Ik las het ook in het dagblad dat ons in Limburg zo dierbaar is, goede collega Robeyns, namelijk Het Belang van Limburg, en ik was verbaasd over de woordkeuze en vooral de adjectieven als ‘absurd’, eigenlijk paniekadjectieven. Het verhaal geldt vandaag voor alle sectoren, zoals bij de post, in het onderwijs, in de zorg, in de bouw, in het transport, bij de politie, de burgermedewerkers daar enzovoort. Men zou daar voor dat soort verloop kiezen, wat betreft de globale aantallen. Daarom is het goed dat er exitgesprekken zijn. Er kunnen soms specifieke factoren spelen; ik denk aan pesten op het werk. Het is goed om daar als werkgever van op de hoogte te zijn. ‘L’embarras du choix’ speelt vandaag, met een vergrijzende bevolking en een vergrijzende demografie, op de arbeidsmarkt. Mensen moeten ook langer werken, dus gaan de gemiddelden omhoog. Daar kun je al een stuk de verklaring in vinden.

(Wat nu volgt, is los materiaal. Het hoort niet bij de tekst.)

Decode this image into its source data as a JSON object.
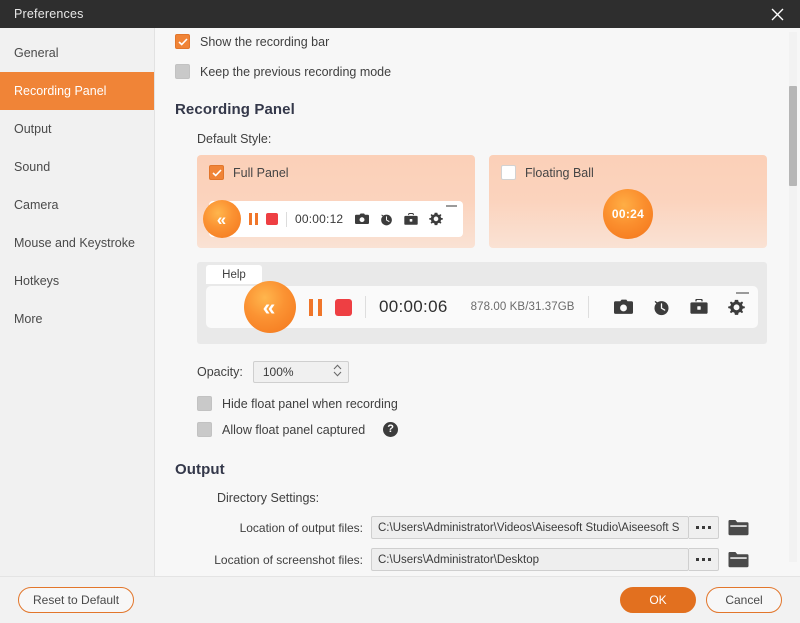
{
  "window": {
    "title": "Preferences",
    "close_icon": "close-icon"
  },
  "sidebar": {
    "items": [
      {
        "label": "General"
      },
      {
        "label": "Recording Panel"
      },
      {
        "label": "Output"
      },
      {
        "label": "Sound"
      },
      {
        "label": "Camera"
      },
      {
        "label": "Mouse and Keystroke"
      },
      {
        "label": "Hotkeys"
      },
      {
        "label": "More"
      }
    ],
    "active_index": 1
  },
  "top_options": [
    {
      "label": "Show the recording bar",
      "checked": true
    },
    {
      "label": "Keep the previous recording mode",
      "checked": false
    }
  ],
  "recording_panel": {
    "heading": "Recording Panel",
    "default_style_label": "Default Style:",
    "full_panel": {
      "label": "Full Panel",
      "checked": true,
      "timer": "00:00:12",
      "collapse_icon": "double-chevron-left-icon",
      "pause_icon": "pause-icon",
      "stop_icon": "stop-icon",
      "icons": [
        "camera-icon",
        "clock-icon",
        "toolbox-icon",
        "gear-icon"
      ],
      "minimize_icon": "minimize-icon"
    },
    "floating_ball": {
      "label": "Floating Ball",
      "checked": false,
      "timer": "00:24"
    },
    "preview": {
      "help_tab": "Help",
      "timer": "00:00:06",
      "size_info": "878.00 KB/31.37GB",
      "collapse_icon": "double-chevron-left-icon",
      "pause_icon": "pause-icon",
      "stop_icon": "stop-icon",
      "icons": [
        "camera-icon",
        "clock-icon",
        "toolbox-icon",
        "gear-icon"
      ],
      "minimize_icon": "minimize-icon"
    },
    "opacity": {
      "label": "Opacity:",
      "value": "100%"
    },
    "options": [
      {
        "label": "Hide float panel when recording",
        "checked": false
      },
      {
        "label": "Allow float panel captured",
        "checked": false,
        "help": "?"
      }
    ]
  },
  "output": {
    "heading": "Output",
    "directory_label": "Directory Settings:",
    "rows": [
      {
        "label": "Location of output files:",
        "value": "C:\\Users\\Administrator\\Videos\\Aiseesoft Studio\\Aiseesoft S",
        "browse": "...",
        "folder_icon": "folder-icon"
      },
      {
        "label": "Location of screenshot files:",
        "value": "C:\\Users\\Administrator\\Desktop",
        "browse": "...",
        "folder_icon": "folder-icon"
      }
    ]
  },
  "footer": {
    "reset": "Reset to Default",
    "ok": "OK",
    "cancel": "Cancel"
  },
  "colors": {
    "accent": "#f08437",
    "accent_dark": "#e2701f",
    "card_bg": "#fbd0b8",
    "stop_red": "#ee3f43",
    "titlebar": "#2e2e2e"
  }
}
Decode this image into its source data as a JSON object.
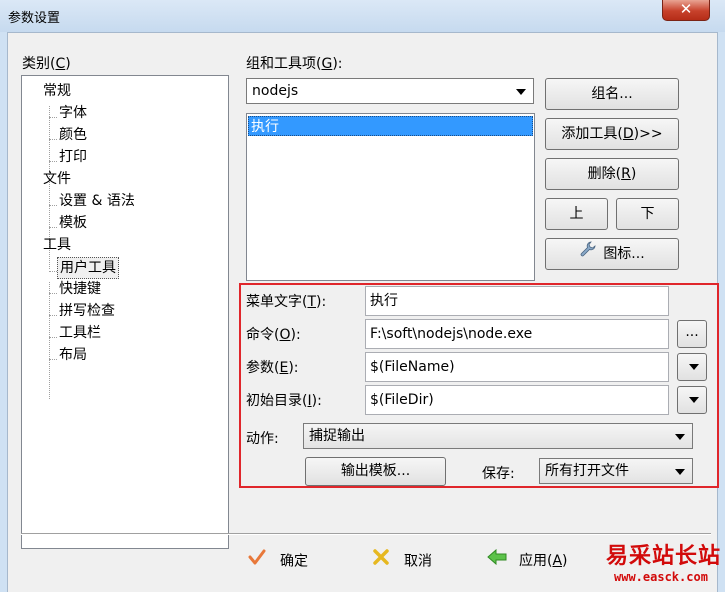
{
  "window": {
    "title": "参数设置",
    "close_glyph": "✕"
  },
  "category": {
    "label": "类别",
    "hotkey": "C",
    "items": [
      {
        "label": "常规"
      },
      {
        "label": "字体"
      },
      {
        "label": "颜色"
      },
      {
        "label": "打印"
      },
      {
        "label": "文件"
      },
      {
        "label": "设置 & 语法"
      },
      {
        "label": "模板"
      },
      {
        "label": "工具"
      },
      {
        "label": "用户工具"
      },
      {
        "label": "快捷键"
      },
      {
        "label": "拼写检查"
      },
      {
        "label": "工具栏"
      },
      {
        "label": "布局"
      }
    ]
  },
  "group": {
    "label": "组和工具项",
    "hotkey": "G",
    "selected": "nodejs",
    "list_items": [
      "执行"
    ]
  },
  "buttons": {
    "group_name": "组名...",
    "add_tool_pre": "添加工具(",
    "add_tool_key": "D",
    "add_tool_post": ")>>",
    "delete_pre": "删除(",
    "delete_key": "R",
    "delete_post": ")",
    "up": "上",
    "down": "下",
    "icon": "图标...",
    "browse": "...",
    "output_template": "输出模板..."
  },
  "form": {
    "menu_text": {
      "label": "菜单文字",
      "key": "T",
      "value": "执行"
    },
    "command": {
      "label": "命令",
      "key": "O",
      "value": "F:\\soft\\nodejs\\node.exe"
    },
    "params": {
      "label": "参数",
      "key": "E",
      "value": "$(FileName)"
    },
    "init_dir": {
      "label": "初始目录",
      "key": "I",
      "value": "$(FileDir)"
    },
    "action": {
      "label": "动作:",
      "value": "捕捉输出"
    },
    "save": {
      "label": "保存:",
      "value": "所有打开文件"
    }
  },
  "footer": {
    "ok": "确定",
    "cancel": "取消",
    "apply_pre": "应用(",
    "apply_key": "A",
    "apply_post": ")"
  },
  "watermark": {
    "text": "易采站长站",
    "url": "www.easck.com"
  },
  "colors": {
    "highlight": "#3399ff",
    "annotation_border": "#e0262b",
    "watermark": "#d20a0a"
  }
}
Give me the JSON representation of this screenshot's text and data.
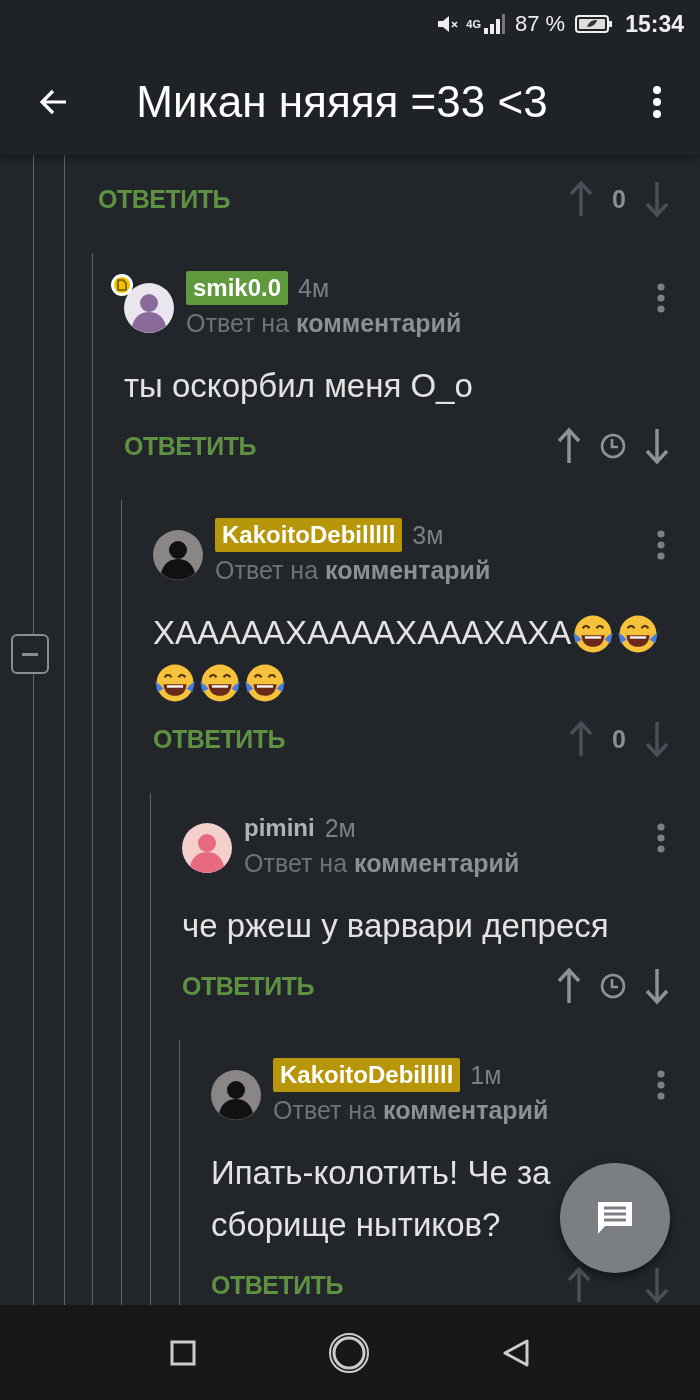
{
  "status_bar": {
    "network": "4G",
    "battery": "87 %",
    "time": "15:34"
  },
  "app_bar": {
    "title": "Микан няяяя =33 <3"
  },
  "thread": {
    "footer": {
      "reply": "ОТВЕТИТЬ",
      "vote": {
        "kind": "score",
        "rating": "0"
      }
    },
    "children": [
      {
        "author": "smik0.0",
        "color": "#5f9a3e",
        "badge": true,
        "time": "4м",
        "reply_to": "Ответ на **комментарий**",
        "body": [
          {
            "kind": "text",
            "text": "ты оскорбил меня О_о"
          }
        ],
        "footer": {
          "reply": "ОТВЕТИТЬ",
          "vote": {
            "kind": "timer"
          }
        },
        "children": [
          {
            "author": "KakoitoDebilllll",
            "color": "#b8960a",
            "time": "3м",
            "reply_to": "Ответ на **комментарий**",
            "body": [
              {
                "kind": "text",
                "text": "ХАААААХААААХАААХАХА"
              },
              {
                "kind": "emoji"
              },
              {
                "kind": "emoji"
              },
              {
                "kind": "emoji"
              },
              {
                "kind": "emoji"
              },
              {
                "kind": "emoji"
              }
            ],
            "footer": {
              "reply": "ОТВЕТИТЬ",
              "vote": {
                "kind": "score",
                "rating": "0"
              }
            },
            "children": [
              {
                "author": "pimini",
                "time": "2м",
                "reply_to": "Ответ на **комментарий**",
                "body": [
                  {
                    "kind": "text",
                    "text": "че ржеш у варвари депреся"
                  }
                ],
                "footer": {
                  "reply": "ОТВЕТИТЬ",
                  "vote": {
                    "kind": "timer"
                  }
                },
                "children": [
                  {
                    "author": "KakoitoDebilllll",
                    "color": "#b8960a",
                    "time": "1м",
                    "reply_to": "Ответ на **комментарий**",
                    "body": [
                      {
                        "kind": "text",
                        "text": "Ипать-колотить! Че за сборище нытиков?"
                      }
                    ],
                    "footer": {
                      "reply": "ОТВЕТИТЬ",
                      "vote": {
                        "kind": "score"
                      }
                    }
                  }
                ]
              }
            ]
          }
        ]
      }
    ]
  }
}
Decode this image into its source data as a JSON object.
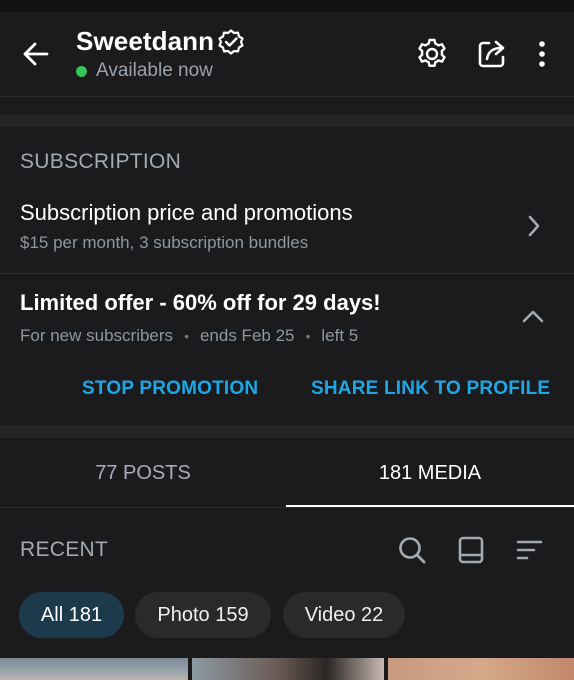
{
  "colors": {
    "accent": "#1ea7e6",
    "online": "#36c452",
    "background": "#1b1b1d"
  },
  "header": {
    "username": "Sweetdann",
    "status": "Available now",
    "icons": [
      "back-arrow-icon",
      "verified-badge-icon",
      "settings-gear-icon",
      "share-icon",
      "more-vertical-icon"
    ]
  },
  "subscription": {
    "section_title": "SUBSCRIPTION",
    "price_row": {
      "title": "Subscription price and promotions",
      "subtitle": "$15 per month, 3 subscription bundles"
    },
    "offer": {
      "title": "Limited offer - 60% off for 29 days!",
      "audience": "For new subscribers",
      "ends": "ends Feb 25",
      "left": "left 5",
      "separator": "•"
    },
    "actions": {
      "stop": "STOP PROMOTION",
      "share": "SHARE LINK TO PROFILE"
    }
  },
  "tabs": [
    {
      "label": "77 POSTS",
      "active": false
    },
    {
      "label": "181 MEDIA",
      "active": true
    }
  ],
  "media": {
    "section_title": "RECENT",
    "tools": [
      "search-icon",
      "grid-view-icon",
      "sort-icon"
    ],
    "filters": [
      {
        "label": "All 181",
        "active": true
      },
      {
        "label": "Photo 159",
        "active": false
      },
      {
        "label": "Video 22",
        "active": false
      }
    ]
  }
}
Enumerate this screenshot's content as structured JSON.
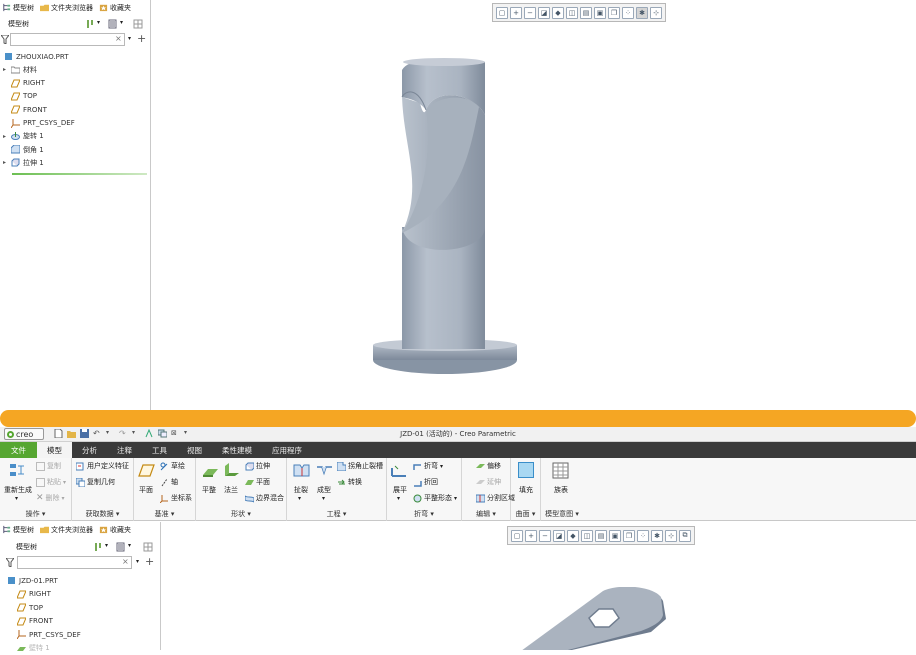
{
  "top_window": {
    "tabs": [
      {
        "label": "模型树"
      },
      {
        "label": "文件夹浏览器"
      },
      {
        "label": "收藏夹"
      }
    ],
    "tree_title": "模型树",
    "search_placeholder": "",
    "search_clear": "×",
    "tree": [
      {
        "label": "ZHOUXIAO.PRT",
        "expander": "",
        "icon": "part-icon"
      },
      {
        "label": "材料",
        "expander": "▸",
        "icon": "material-folder-icon"
      },
      {
        "label": "RIGHT",
        "expander": "",
        "icon": "datum-plane-icon"
      },
      {
        "label": "TOP",
        "expander": "",
        "icon": "datum-plane-icon"
      },
      {
        "label": "FRONT",
        "expander": "",
        "icon": "datum-plane-icon"
      },
      {
        "label": "PRT_CSYS_DEF",
        "expander": "",
        "icon": "csys-icon"
      },
      {
        "label": "旋转 1",
        "expander": "▸",
        "icon": "revolve-icon"
      },
      {
        "label": "倒角 1",
        "expander": "",
        "icon": "chamfer-icon"
      },
      {
        "label": "拉伸 1",
        "expander": "▸",
        "icon": "extrude-icon"
      }
    ]
  },
  "bottom_window": {
    "app_logo": "creo",
    "window_title": "JZD-01 (活动的) - Creo Parametric",
    "menus": [
      {
        "label": "文件",
        "type": "file"
      },
      {
        "label": "模型",
        "type": "active"
      },
      {
        "label": "分析",
        "type": ""
      },
      {
        "label": "注释",
        "type": ""
      },
      {
        "label": "工具",
        "type": ""
      },
      {
        "label": "视图",
        "type": ""
      },
      {
        "label": "柔性建模",
        "type": ""
      },
      {
        "label": "应用程序",
        "type": ""
      }
    ],
    "ribbon": {
      "operations": {
        "label": "操作",
        "regenerate": "重新生成",
        "copy": "复制",
        "paste": "粘贴",
        "delete": "删除"
      },
      "get_data": {
        "label": "获取数据",
        "udf": "用户定义特征",
        "copy_geom": "复制几何"
      },
      "datum": {
        "label": "基准",
        "plane": "平面",
        "sketch": "草绘",
        "axis": "轴",
        "csys": "坐标系"
      },
      "shapes": {
        "label": "形状",
        "flat": "平整",
        "flange": "法兰",
        "extrude": "拉伸",
        "plane": "平面",
        "boundary_blend": "边界混合"
      },
      "engineering": {
        "label": "工程",
        "tear": "扯裂",
        "form": "成型",
        "corner_relief": "拐角止裂槽",
        "convert": "转换"
      },
      "bends": {
        "label": "折弯",
        "unbend": "展平",
        "bend": "折弯",
        "bend_back": "折回",
        "flat_state": "平整形态"
      },
      "editing": {
        "label": "编辑",
        "offset": "偏移",
        "extend": "延伸",
        "split_area": "分割区域"
      },
      "surfaces": {
        "label": "曲面",
        "fill": "填充"
      },
      "model_intent": {
        "label": "模型意图",
        "table": "族表"
      }
    },
    "tabs": [
      {
        "label": "模型树"
      },
      {
        "label": "文件夹浏览器"
      },
      {
        "label": "收藏夹"
      }
    ],
    "tree_title": "模型树",
    "search_clear": "×",
    "tree": [
      {
        "label": "JZD-01.PRT",
        "icon": "part-icon"
      },
      {
        "label": "RIGHT",
        "icon": "datum-plane-icon"
      },
      {
        "label": "TOP",
        "icon": "datum-plane-icon"
      },
      {
        "label": "FRONT",
        "icon": "datum-plane-icon"
      },
      {
        "label": "PRT_CSYS_DEF",
        "icon": "csys-icon"
      },
      {
        "label": "壁特 1",
        "icon": "wall-icon"
      }
    ]
  },
  "colors": {
    "accent_orange": "#f5a623",
    "file_menu_green": "#56a631",
    "menubar_dark": "#3a3a3a",
    "model_gray": "#9aa6b4"
  }
}
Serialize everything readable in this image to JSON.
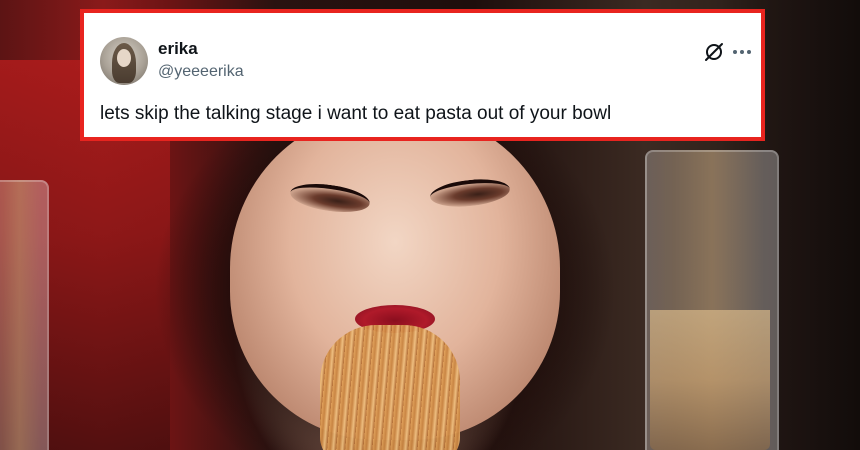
{
  "tweet": {
    "display_name": "erika",
    "handle": "@yeeeerika",
    "text": "lets skip the talking stage i want to eat pasta out of your bowl",
    "border_color": "#e8241f"
  },
  "icons": {
    "avatar": "user-avatar",
    "menu": "mute-icon",
    "more": "more-dots-icon"
  }
}
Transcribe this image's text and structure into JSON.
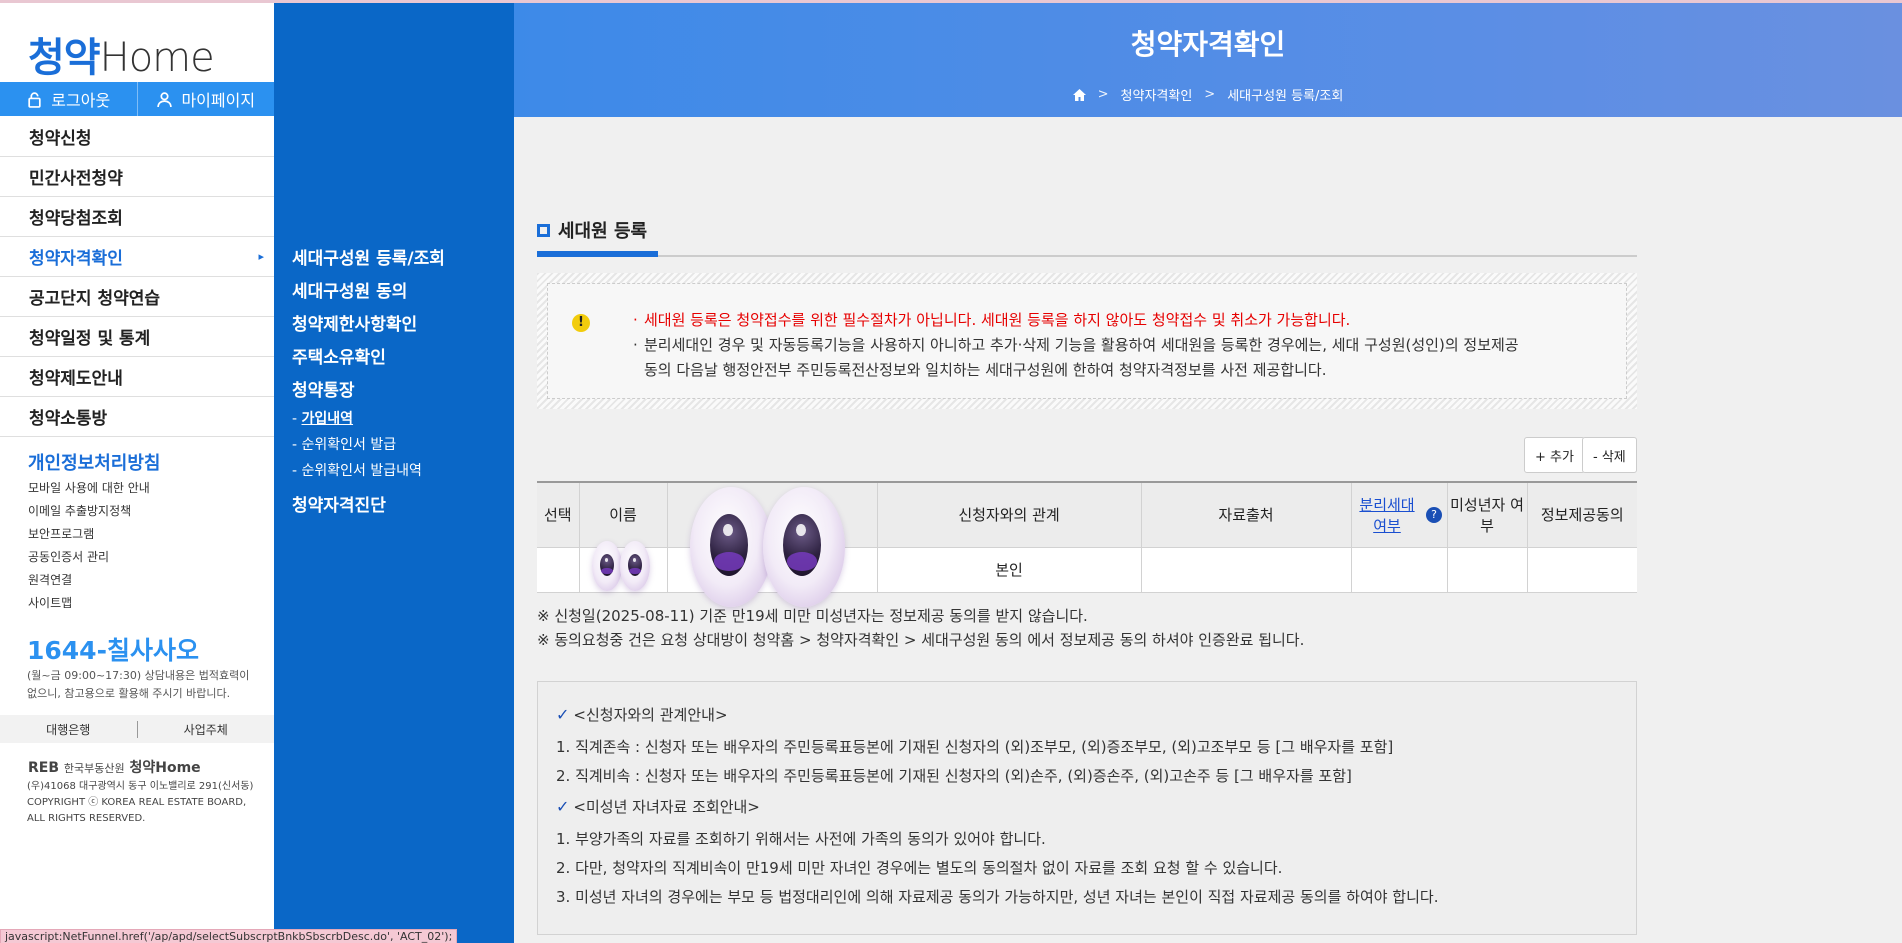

Ik ken de sector van het openbaar vervoer heel goed. We zijn allemaal – samen met de chauffeurs, de pachters en De Lijn zelf – doordrongen van het principe ‘de klant is koning’, de reiziger is koning. Vandaag begint men bij ons in Lanaken bij De Heidebloem om 4 uur ’s ochtends te rijden, men rijdt al om 4 uur de garage uit in het kader van het woon-werkverkeer. Ja, dat vraagt natuurlijk flexibiliteit van het personeel en daar staat ook meestal, terecht, een behoorlijke vergoeding tegenover. Ik denk dat de exitgesprekken heel erg goed zijn omdat je daaruit specifieke motieven kunt afleiden. Maar voor de rest moeten we zeggen dat De Lijn er, zelfs op een krappe arbeidsmarkt, in een technische sector, tot nog toe in geslaagd is – als het goed is moeten we het ook zeggen – om veel nieuwe krachten aan te trekken.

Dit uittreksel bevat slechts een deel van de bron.